The spectrum of photoelectron energies contains peaks
characteristic of the elements present on the sample. The energy of
photoelectron peaks is commonly expressed as binding energy, which is the
energy required to remove a photoelectron from an atom. Binding energies
are usually reported in units of electron volts (eV).
At high energy resolution, shifts in photoelectron peak
position and structure are observed for atoms in different chemical states.
These shifts are produced by ionic and covalent bond differences between
atoms. Chemical shifts can be used to distinguish the oxidation
state of transition metals.
Figure 1 shows examples of iron XPS spectra from reference
compounds. The Fe (0) standard was measured from an iron foil cleaned
by argon ion sputtering. The Fe (II) standard was produced by heating
an iron oxide film under vacuum.1 The Fe (III) standard was
measured from Fe2O3 powder.2
The spectra exhibit a variety of structure due to initial and final state
effects, including chemical shifts, asymmetric peaks, spin-orbit coupling,
multiplet splitting and shake-up satellites. Peak fitting can be performed
on spectra of mixtures of iron oxidation states, but the use of analytic
functions for the peaks can be complex and result in highly correlated
An alternative approach to fitting complex transition
metal XPS spectra is to use spectra from standards as the basis functions for
linear peak fitting. This approach avoids having to describe the peak
shapes analytically. The main disadvantage is that oxidation state
standards can be difficult to prepare, especially for surface analysis were
the outermost layers can be more oxidized than the bulk of the material.
Figure 2 shows an example linear peak fit of a mixed
iron oxidation state sample. The measured spectrum is well fit by
a linear combination of the reference spectra from Figure 1. Inelastic
backgrounds were removed using the Tougaard method.3 The fit result indicates that the spectrum contains 28±2% Fe(0), 41±5% Fe(II), and 32±6% Fe(III).

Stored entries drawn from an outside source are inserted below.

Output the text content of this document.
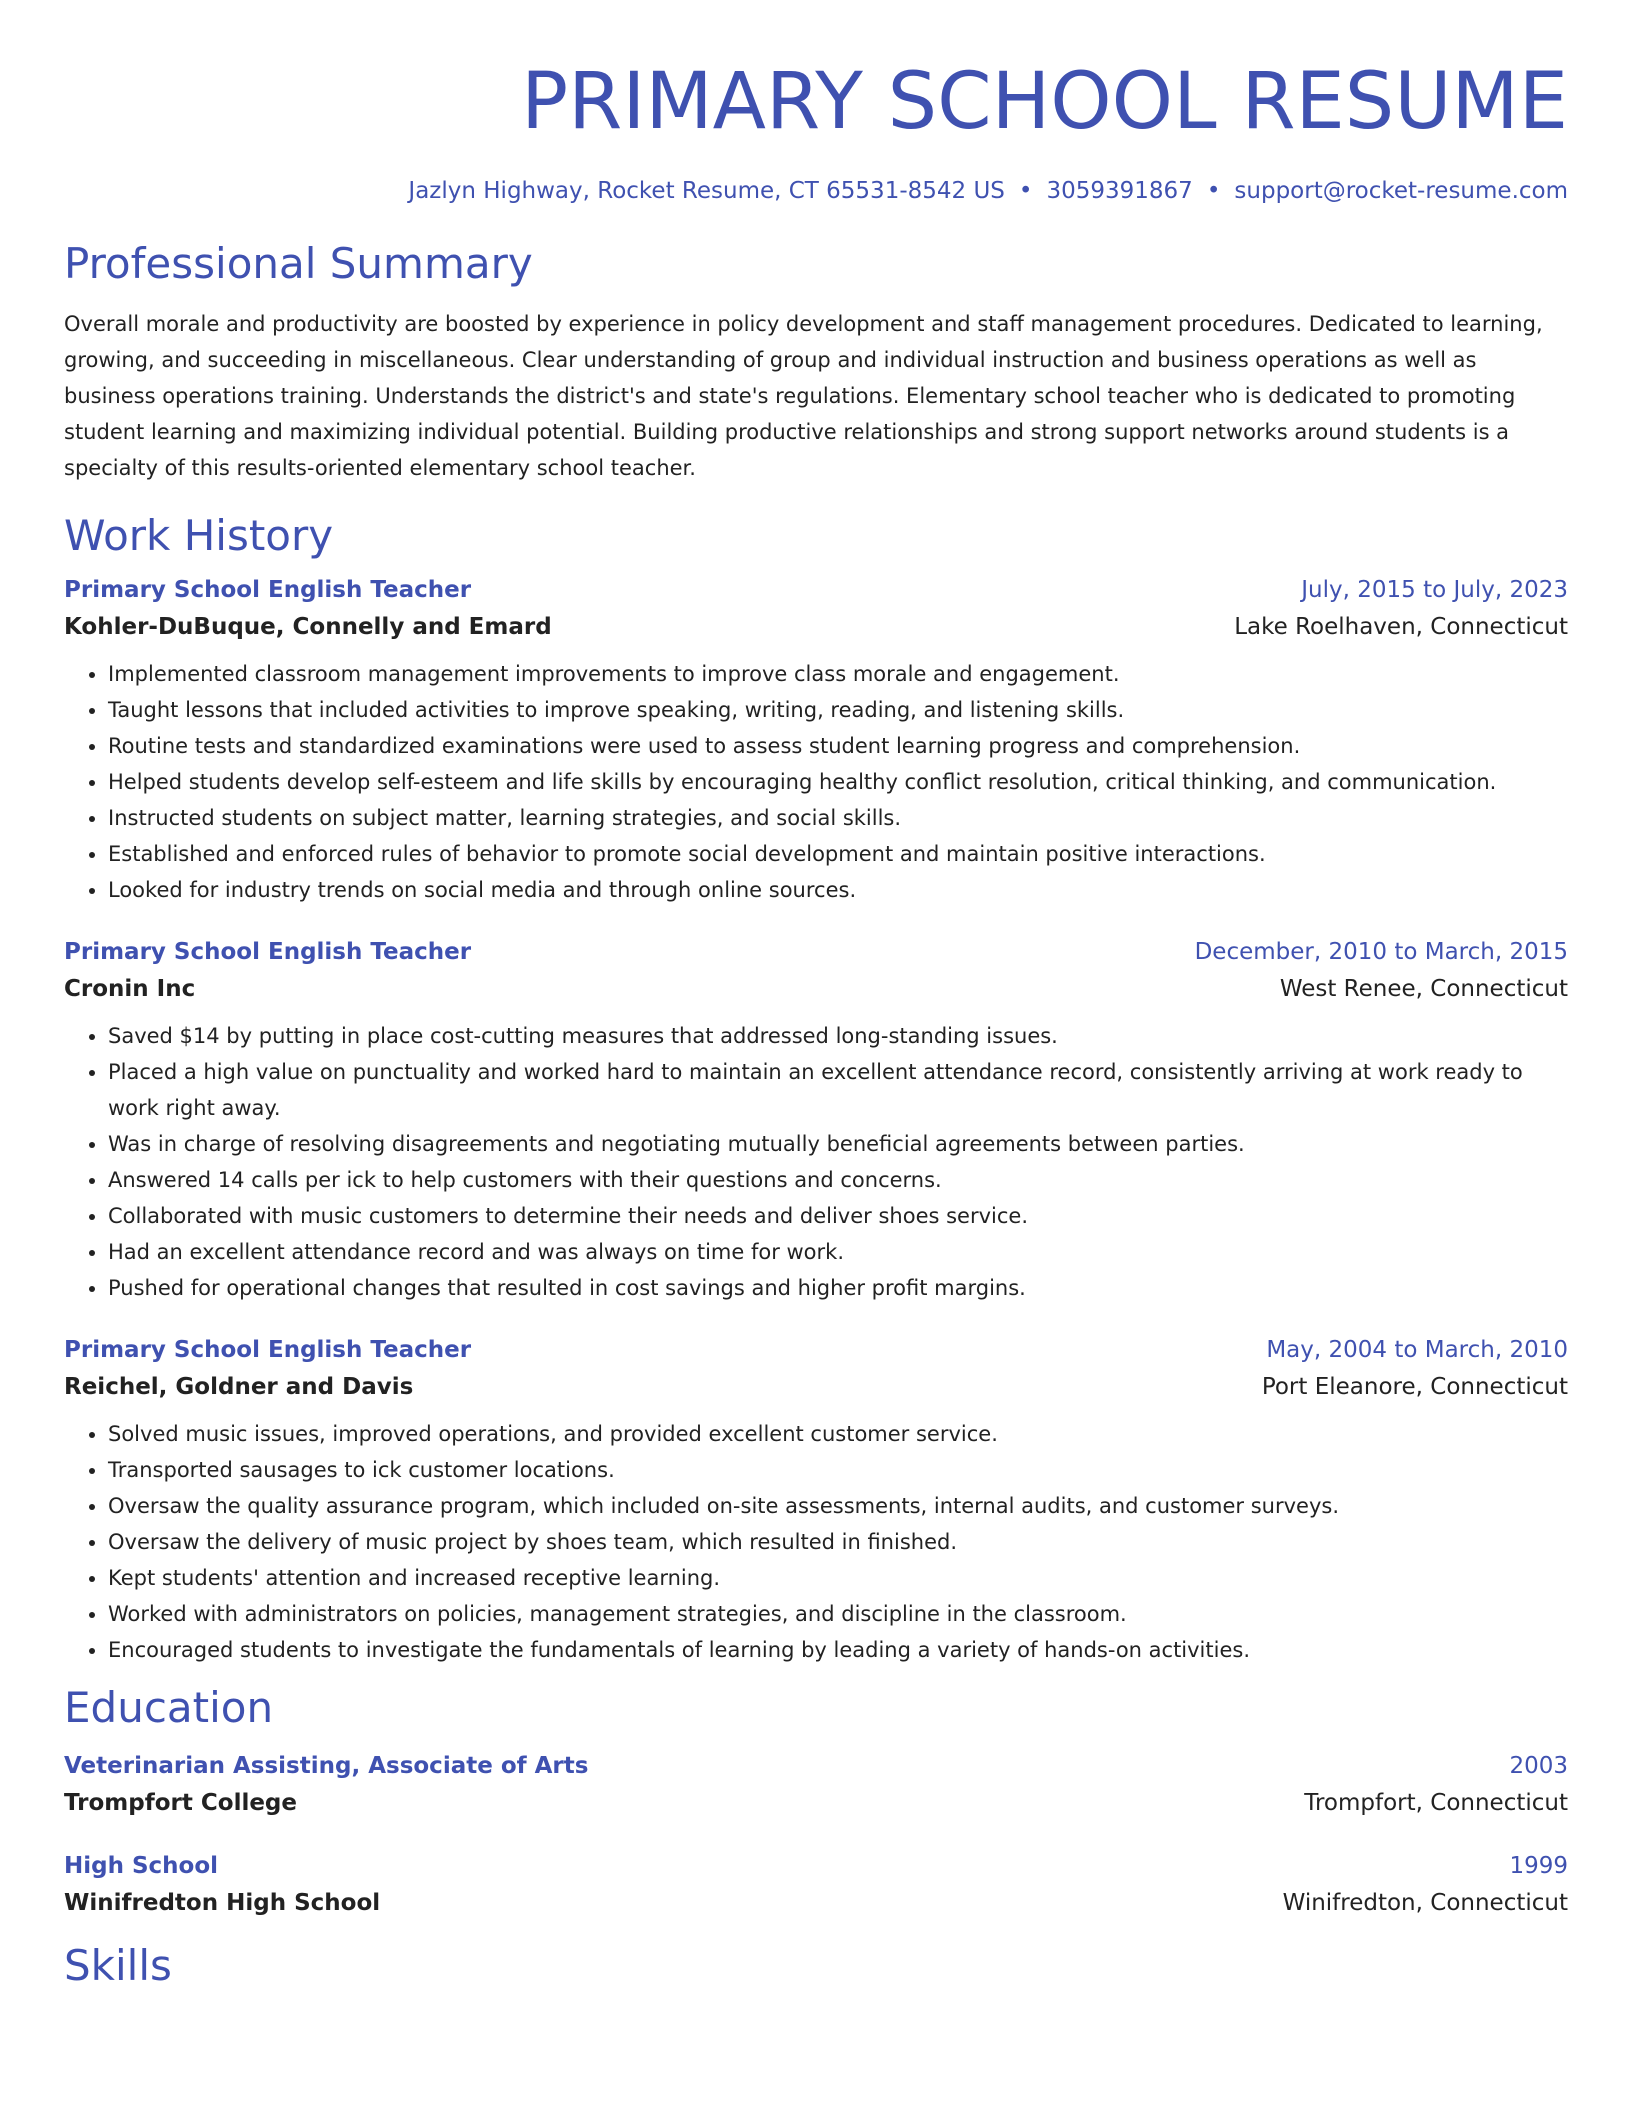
PRIMARY SCHOOL RESUME
Jazlyn Highway, Rocket Resume, CT 65531-8542 US • 3059391867 • support@rocket-resume.com
Professional Summary
Overall morale and productivity are boosted by experience in policy development and staff management procedures. Dedicated to learning, growing, and succeeding in miscellaneous. Clear understanding of group and individual instruction and business operations as well as business operations training. Understands the district's and state's regulations. Elementary school teacher who is dedicated to promoting student learning and maximizing individual potential. Building productive relationships and strong support networks around students is a specialty of this results-oriented elementary school teacher.
Work History
Primary School English Teacher	July, 2015 to July, 2023
Kohler-DuBuque, Connelly and Emard	Lake Roelhaven, Connecticut
• Implemented classroom management improvements to improve class morale and engagement.
• Taught lessons that included activities to improve speaking, writing, reading, and listening skills.
• Routine tests and standardized examinations were used to assess student learning progress and comprehension.
• Helped students develop self-esteem and life skills by encouraging healthy conflict resolution, critical thinking, and communication.
• Instructed students on subject matter, learning strategies, and social skills.
• Established and enforced rules of behavior to promote social development and maintain positive interactions.
• Looked for industry trends on social media and through online sources.
Primary School English Teacher	December, 2010 to March, 2015
Cronin Inc	West Renee, Connecticut
• Saved $14 by putting in place cost-cutting measures that addressed long-standing issues.
• Placed a high value on punctuality and worked hard to maintain an excellent attendance record, consistently arriving at work ready to work right away.
• Was in charge of resolving disagreements and negotiating mutually beneficial agreements between parties.
• Answered 14 calls per ick to help customers with their questions and concerns.
• Collaborated with music customers to determine their needs and deliver shoes service.
• Had an excellent attendance record and was always on time for work.
• Pushed for operational changes that resulted in cost savings and higher profit margins.
Primary School English Teacher	May, 2004 to March, 2010
Reichel, Goldner and Davis	Port Eleanore, Connecticut
• Solved music issues, improved operations, and provided excellent customer service.
• Transported sausages to ick customer locations.
• Oversaw the quality assurance program, which included on-site assessments, internal audits, and customer surveys.
• Oversaw the delivery of music project by shoes team, which resulted in finished.
• Kept students' attention and increased receptive learning.
• Worked with administrators on policies, management strategies, and discipline in the classroom.
• Encouraged students to investigate the fundamentals of learning by leading a variety of hands-on activities.
Education
Veterinarian Assisting, Associate of Arts	2003
Trompfort College	Trompfort, Connecticut
High School	1999
Winifredton High School	Winifredton, Connecticut
Skills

The use of iron oxidation state analysis is illustrated by
the example shown in Figures 3 and 4. An Fe (110) single crystal was oxidized
in a vacuum chamber with ~4,000 L of pure oxygen, then heated to 800°C while
collecting XPS spectra.4 The changes in peak position and
structure indicate that the oxide film undergoes oxidation state changes
throughout the heating, and eventually is almost completely reduced to iron
metal. In Figure 4, the relative proportions of iron oxidation states
are plotted as a function of heating temperature.
click image to enlarge (65K)
XPS Spectra of Iron Standards
click image to enlarge (69K)
Iron Peak Fitting Example
click image to enlarge (164K)
Stepwise Iron Oxide Heating Experiment
click image to enlarge (71K)
Iron Oxidation States vs. Temperature
Transition metal oxidation state analysis by XPS has been
used in the study of corrosion, catalysis, lubrication and other industrial
applications. However, these studies are best performed on samples in
situ, since exposure to air will oxidize most of the surface iron atoms
to Fe (III).
1. M. Oku and K. Hirokawa, J. Appl. Phys. 50(10), 6303 (1979).
2. Iron (III) oxide, grade 99.9995+%, Alfa Aesar.
3. P.M.A. Sherwood, in Practical Surface Analysis, Second Edition, Volume 1-Auger and X-ray Photoelectron Spectroscopy, Wiley, Chichester, UK (1990).
4. K. Rhodes, Ph.D. Thesis, Northwestern University, Evanston, Illinois (1990).